For decades, trading commodity contracts was considered taboo by most pension funds because the market is so volatile and risky. Most fund managers relied on their stock and bond investments to enlarge their pools of retirement money.

That changed after the stock market crashed in 2001. Fund managers realized they needed more diversified portfolios that would perform well regardless of whether stocks did. At the same time, new financial products simplified trading by allowing big funds to buy into commodity indexes, which work like mutual funds, that were run by Wall Street firms, mainly Goldman Sachs and Morgan Stanley.

Other investors also began buying commodities, including university endowments, hedge funds and big banks. But their investment strategy has been different than that of pensions funds. Many of these investors use trading techniques to make money when commodity prices both rise and fall, while pension funds mostly try to maximize their return over the long term by betting that oil and other commodities will increase in price well into the future. The approach adopted by pension funds has been a concern for some lawmakers because it pushes up prices by increasing demand for futures contracts.

The increase in commodity prices has been so sharp that some pension managers are worried about a possible crash. Partly for that reason, the Virginia Retirement System has decided to stay away.

"It's hard to know which commodities are in a bubble and which aren't," said Bob Schultze, director of the Virginia Retirement System.

Whether pension funds and other investors are behind the rise in food and fuel prices has sparked a heated debate on Capitol Hill and pitted powerful interest groups against one another. The airlines and other industry associations say the influx of investment money is creating a bidding war for commodity contracts and contributing to higher gas and food prices, hindering companies that need the goods for their businesses.

"The financial health and security of the United States depends, in part, on a commodities market that is stable, rational and predictable," Douglas Streenland, chief executive of Northwest Airlines told a House oversight subcommittee recently. "If the current pricing dynamic does not change, our industry will be severely challenged and will continue shrinking -- to the detriment of customers and the communities we serve."

Even as rising prices translate into staggering increases at the grocery store and at the pump, some regulators, including Treasury Secretary Henry M. Paulson Jr., say investors are not to blame. He has argued that the markets need them because they expand trading volume, allowing goods to change hands more easily.

Walter Lukken, acting chairman of the Commodity Futures Trading Commission, said the price of oil and other goods is going up simply because demand is outstripping supply. "It's our proposition that strong fundamentals are at play, driving higher commodity prices across the board," he said. "There are obviously powerful economic forces in play here: the falling dollar, political unrest in the Middle East, flat global production, rising demand from emerging world economies."

Lukken said his agency would study the issue nonetheless.
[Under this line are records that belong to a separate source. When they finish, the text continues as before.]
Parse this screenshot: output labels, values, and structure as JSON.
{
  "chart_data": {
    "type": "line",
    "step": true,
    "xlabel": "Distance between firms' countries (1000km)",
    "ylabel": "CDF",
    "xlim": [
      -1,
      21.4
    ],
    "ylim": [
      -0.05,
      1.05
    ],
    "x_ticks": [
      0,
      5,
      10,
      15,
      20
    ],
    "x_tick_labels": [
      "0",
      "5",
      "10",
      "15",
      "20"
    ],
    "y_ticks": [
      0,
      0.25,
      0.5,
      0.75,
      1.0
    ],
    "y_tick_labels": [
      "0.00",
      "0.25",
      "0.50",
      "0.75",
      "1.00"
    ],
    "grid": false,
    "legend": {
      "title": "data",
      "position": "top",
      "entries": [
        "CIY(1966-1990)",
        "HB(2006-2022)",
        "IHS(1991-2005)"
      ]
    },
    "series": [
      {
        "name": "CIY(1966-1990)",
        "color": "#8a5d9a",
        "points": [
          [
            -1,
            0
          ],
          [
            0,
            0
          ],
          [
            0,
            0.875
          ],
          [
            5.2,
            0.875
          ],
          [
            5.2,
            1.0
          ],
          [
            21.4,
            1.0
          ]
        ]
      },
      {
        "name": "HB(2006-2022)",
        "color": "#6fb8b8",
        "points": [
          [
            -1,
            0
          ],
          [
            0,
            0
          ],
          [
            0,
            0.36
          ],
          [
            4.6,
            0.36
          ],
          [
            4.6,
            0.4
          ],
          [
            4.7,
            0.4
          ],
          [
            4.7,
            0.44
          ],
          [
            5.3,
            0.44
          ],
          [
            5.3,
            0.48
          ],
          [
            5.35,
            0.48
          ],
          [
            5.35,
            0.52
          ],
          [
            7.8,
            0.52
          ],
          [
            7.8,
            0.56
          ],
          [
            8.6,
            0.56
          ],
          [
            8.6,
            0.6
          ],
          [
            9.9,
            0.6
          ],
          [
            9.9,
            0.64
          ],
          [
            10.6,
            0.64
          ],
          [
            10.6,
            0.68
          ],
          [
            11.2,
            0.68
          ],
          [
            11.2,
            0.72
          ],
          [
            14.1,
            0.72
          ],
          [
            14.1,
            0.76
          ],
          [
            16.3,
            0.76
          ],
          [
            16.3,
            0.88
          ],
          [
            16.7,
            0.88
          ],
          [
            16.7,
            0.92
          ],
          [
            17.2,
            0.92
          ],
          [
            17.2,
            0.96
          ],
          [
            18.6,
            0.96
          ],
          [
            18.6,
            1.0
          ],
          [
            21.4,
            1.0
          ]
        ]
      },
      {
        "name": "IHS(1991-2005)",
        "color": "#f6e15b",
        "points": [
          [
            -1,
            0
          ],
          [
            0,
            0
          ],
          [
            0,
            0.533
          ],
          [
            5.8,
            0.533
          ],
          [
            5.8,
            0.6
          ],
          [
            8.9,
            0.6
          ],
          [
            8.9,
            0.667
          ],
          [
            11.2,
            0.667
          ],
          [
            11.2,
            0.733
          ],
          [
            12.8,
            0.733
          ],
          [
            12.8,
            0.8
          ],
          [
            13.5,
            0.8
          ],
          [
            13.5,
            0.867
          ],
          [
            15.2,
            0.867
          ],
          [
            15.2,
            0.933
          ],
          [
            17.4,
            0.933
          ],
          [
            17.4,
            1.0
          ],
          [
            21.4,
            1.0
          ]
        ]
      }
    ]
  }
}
He said he has formed a task force involving staff from the CFTC, Treasury and the Federal Reserve. Its report will be out in mid-September, he said.

But critics question whether long-term investors such as pension funds should bet on oil and other critical commodities.

"They were never designed for that. When you are buying food and energy commodities, it's affecting people's lives. There are social-justice issues," said Michael Masters, a hedge fund manager who has testified before Congress on the subject several times.

Pension managers counter that the public also has a stake in making sure retirement accounts are healthy. Commodities are one of the few investments that can perform well when inflation is rising.

In Fairfax County's case, no other investment came close to the returns of its commodity investment. Overall, its pension fund, which has about $5 billion in assets and serves 18,400 active county employees and 7,000 retirees, may show a very slight gain for the fiscal year ended June 1, officials said.

"Our job is to minimize our risks on the taxpayer," said Mears, the county's pension executive director. "If you can do that, why wouldn't you?"